You can have your Reader Review published on Kotaku. Send your review to us at the usual address. Make sure it’s written in the same format as above and in under 300 words – yes, we’ve upped the word limit. We’ll publish the best ones we get and the best of the month will win a Madman DVD prize pack.


  • I’m not sold on the ‘unfinished tech demo’ bit. Sure the game could have shuffled the missions so you had to do them one after the other, and written some filler as a story (collecting stars ala Mario 64?) although I feel this would have rubbed off some of the charm.

    The controls are the major downfall.

    Having said that, still feel this game is a must have for anyone with an iota of creativity.

  • Agreed, it is fun to try and come up with new and creative ways to try and solve puzzles.

    The problem is, the more creative you try to be, the more the limited item interactions becomes apparent.

    For example, one level asked me to do two things to ‘celebrate the newleyweds’. I noticed that there was a white car there, presumably for the newleyweds to leave in, and thought it appropriate to tie some cans to the back of the car. Unfortunately, the game didn’t credit this. Neither did it my second suggestion of summoning a jazz band. Or my third of giving them a bread maker…

  • I agree with the above review in most points- except I think it is still worth a purchase. It is not often that I wake at 2:00 a.m. to try something out I had just thought/dreamt . Scribblenauts has me doing this. Plus, it is a great game to pull out at the pub.

  • I think it’s great. The controls could’ve been better but I’m still enjoying it. And being a little stumped by some of the levels 🙂

    ps. I got mine through play-asia – yay for region-free games!

  • Aus version has less content than American one?

    Playing on my friend’s, who got a copy of the Aus/Pal version, comparing it to my own ntsc version.

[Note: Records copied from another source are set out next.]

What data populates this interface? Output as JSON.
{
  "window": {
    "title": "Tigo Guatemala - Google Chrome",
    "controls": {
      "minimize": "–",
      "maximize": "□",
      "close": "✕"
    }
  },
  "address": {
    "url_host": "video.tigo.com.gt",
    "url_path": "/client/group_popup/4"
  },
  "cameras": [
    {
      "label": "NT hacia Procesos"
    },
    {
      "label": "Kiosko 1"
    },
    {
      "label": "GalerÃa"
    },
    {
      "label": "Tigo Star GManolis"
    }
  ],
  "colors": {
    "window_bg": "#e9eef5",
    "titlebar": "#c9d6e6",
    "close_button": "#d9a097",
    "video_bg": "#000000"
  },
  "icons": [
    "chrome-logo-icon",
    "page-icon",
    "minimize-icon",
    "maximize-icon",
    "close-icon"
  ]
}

    First off, a couple of things that i noted, when you type in Cage in the NTSC version, it comes up with
    Did you mean?
    Cage (bird)
    Cage (container)

    Whereas in the aus/pal version it says
    Did you mean?
    Cage (container)
    Cage (container)

    Another difference i have noted is that when you type in wormhole in the ntsc version, it gives you this wormhole that spawns a demon/alien thingy, but when u type it in the aus/pal version, it simply has the same effect as black hole

    Anyone else see things like this? Makes you feel a bit cheated for having to WAIT LONGER for a version that is SHODDIER 🙁

    • I can’t really comment on the black hole/wormhole issue (although I know that typing ‘portal’ will spawn what the US version called a ‘wormhole’), but I’ve noticed that when the game suggests multiple options that are both of the same property(‘container’, in the case you mention), both objects are actually different, but happen to have the same property.

      I just went and tested the word ‘cage’ on my PAL version, and the first option spawned the bird cage, whereas the second spawns a larger cage (not unlike you would have a zoo animal in). It seems that with the PAL version, they have decided to make all object’s names reflect the object’s property, even if it means that there happens to be duplicate names occasionally.

      Besides, you can just type ‘bird cage’ to spawn one straight away if you want to skip the step of having to select it from the menu.